Receiver operating characteristic curve (ROC) analysis was applied to assess the diagnostic performance of hs-TnT in discriminating patients from control group. The best cutoff was 4.8ng/L. This cutoff had a diagnostic sensitivity, specificity, PPV, NPV and efficiency of 96%, 100%, 100%, 83.3% and 96.7% respectively. The AUC was 0.966.
Another receiver operating characteristic curve (ROC) analysis was applied to assess the diagnostic performance of hs-TnT for discriminating NSTEMI patients from UA patients. The best diagnostic cutoff for hs-TnT was 13.7ng/L. This had a diagnostic sensitivity, specificity, NPV, PPV and efficiency of 97%, 88.2%, 93.8, 94.1% and 94% respectively. The area under curve (AUC) was 0.966.

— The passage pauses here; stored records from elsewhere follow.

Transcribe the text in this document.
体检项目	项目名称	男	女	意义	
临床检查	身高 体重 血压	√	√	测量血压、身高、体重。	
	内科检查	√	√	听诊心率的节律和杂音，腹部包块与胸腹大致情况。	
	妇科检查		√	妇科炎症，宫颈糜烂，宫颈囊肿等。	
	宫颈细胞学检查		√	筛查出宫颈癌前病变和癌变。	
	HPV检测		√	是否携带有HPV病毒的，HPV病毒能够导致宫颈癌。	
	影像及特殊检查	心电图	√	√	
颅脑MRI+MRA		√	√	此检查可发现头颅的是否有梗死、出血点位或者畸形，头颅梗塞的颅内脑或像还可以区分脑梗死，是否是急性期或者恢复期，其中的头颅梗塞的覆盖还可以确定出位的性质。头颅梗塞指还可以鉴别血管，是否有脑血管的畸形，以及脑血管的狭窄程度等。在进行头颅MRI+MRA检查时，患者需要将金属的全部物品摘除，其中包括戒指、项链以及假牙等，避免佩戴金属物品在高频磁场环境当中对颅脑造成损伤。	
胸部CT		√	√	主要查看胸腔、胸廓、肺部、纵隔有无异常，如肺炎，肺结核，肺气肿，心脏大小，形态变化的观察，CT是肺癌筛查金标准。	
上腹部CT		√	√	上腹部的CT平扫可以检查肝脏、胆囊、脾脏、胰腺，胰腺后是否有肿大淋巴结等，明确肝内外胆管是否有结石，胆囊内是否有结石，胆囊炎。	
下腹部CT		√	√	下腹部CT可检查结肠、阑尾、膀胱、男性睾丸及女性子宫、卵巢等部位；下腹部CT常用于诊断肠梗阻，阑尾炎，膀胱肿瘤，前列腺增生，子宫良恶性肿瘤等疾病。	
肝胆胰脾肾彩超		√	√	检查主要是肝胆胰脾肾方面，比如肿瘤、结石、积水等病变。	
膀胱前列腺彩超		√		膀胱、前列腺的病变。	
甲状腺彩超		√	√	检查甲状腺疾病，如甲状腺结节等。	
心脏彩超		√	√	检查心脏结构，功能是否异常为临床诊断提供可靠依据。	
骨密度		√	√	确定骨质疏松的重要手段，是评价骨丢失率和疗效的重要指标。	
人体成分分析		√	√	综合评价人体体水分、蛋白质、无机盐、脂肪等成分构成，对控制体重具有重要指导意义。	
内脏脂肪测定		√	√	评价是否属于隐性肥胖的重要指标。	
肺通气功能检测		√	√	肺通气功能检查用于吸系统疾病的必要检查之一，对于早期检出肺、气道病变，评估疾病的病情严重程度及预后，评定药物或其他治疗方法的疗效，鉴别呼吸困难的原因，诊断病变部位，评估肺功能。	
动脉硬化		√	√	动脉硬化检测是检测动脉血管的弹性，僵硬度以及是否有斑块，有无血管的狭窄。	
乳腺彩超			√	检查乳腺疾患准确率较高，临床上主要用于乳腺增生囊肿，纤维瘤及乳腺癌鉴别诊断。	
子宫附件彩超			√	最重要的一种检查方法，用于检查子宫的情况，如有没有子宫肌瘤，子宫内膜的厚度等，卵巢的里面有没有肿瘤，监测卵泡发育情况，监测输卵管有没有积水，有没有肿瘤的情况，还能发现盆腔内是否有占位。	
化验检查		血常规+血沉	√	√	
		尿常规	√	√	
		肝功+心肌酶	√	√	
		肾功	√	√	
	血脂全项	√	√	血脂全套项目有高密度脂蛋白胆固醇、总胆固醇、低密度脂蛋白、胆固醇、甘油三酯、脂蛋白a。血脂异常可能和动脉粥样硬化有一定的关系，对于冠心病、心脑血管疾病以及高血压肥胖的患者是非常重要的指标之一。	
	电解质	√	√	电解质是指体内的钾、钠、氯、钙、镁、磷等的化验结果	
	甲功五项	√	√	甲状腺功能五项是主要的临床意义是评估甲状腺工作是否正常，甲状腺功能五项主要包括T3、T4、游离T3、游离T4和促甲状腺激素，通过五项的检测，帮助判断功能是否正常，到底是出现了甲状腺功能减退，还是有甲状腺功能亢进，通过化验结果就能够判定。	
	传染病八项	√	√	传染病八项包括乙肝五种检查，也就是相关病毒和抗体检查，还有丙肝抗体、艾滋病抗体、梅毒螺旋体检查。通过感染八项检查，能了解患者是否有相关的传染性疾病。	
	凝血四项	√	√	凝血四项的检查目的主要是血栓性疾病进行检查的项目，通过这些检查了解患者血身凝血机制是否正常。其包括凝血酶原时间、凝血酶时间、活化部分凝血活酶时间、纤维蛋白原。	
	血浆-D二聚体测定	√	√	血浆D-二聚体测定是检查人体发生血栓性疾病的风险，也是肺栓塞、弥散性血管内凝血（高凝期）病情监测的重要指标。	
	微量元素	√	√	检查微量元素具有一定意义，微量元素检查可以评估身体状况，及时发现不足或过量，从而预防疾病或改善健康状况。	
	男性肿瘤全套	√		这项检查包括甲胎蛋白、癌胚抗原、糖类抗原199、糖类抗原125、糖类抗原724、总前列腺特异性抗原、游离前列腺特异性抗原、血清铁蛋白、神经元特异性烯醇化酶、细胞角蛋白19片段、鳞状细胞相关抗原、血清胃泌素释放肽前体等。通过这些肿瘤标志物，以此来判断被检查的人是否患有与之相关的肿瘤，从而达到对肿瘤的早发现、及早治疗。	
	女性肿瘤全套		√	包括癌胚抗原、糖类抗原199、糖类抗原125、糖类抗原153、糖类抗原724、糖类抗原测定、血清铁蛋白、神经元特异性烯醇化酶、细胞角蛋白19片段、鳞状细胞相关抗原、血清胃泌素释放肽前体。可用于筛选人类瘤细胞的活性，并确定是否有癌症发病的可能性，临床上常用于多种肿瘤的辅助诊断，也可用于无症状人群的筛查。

In conclusion, serum hs-TnT was significantly higher in ACS patients compared to controls and showed that a cut off 4.8ng/L could discriminate between them. Hs-TnT assay could also discriminate cases of AMI from those with UA using the cut off value 13.7ng/L. Our study also demonstrated highly significant absolute and relative kinetic changes in hs-TnT levels in patients with AMI. Therefore, the use of 2 samples with 6-8 hours interval is better than depending on 1sample only on admission. The hs-TnT can be used for early rule in patients with MI as it could detect 97% of cases with MI whose troponin I were negative and could detect 100% of cases of MI after 6-8 hours compared to troponin I which could detect only 21.2% of cases. This can be of great importance in the future introduction and use of the new high sensitive assay as a non invasive reliable diagnostic tool to replace the currently used invasive diagnostic techniques for patients with ACS.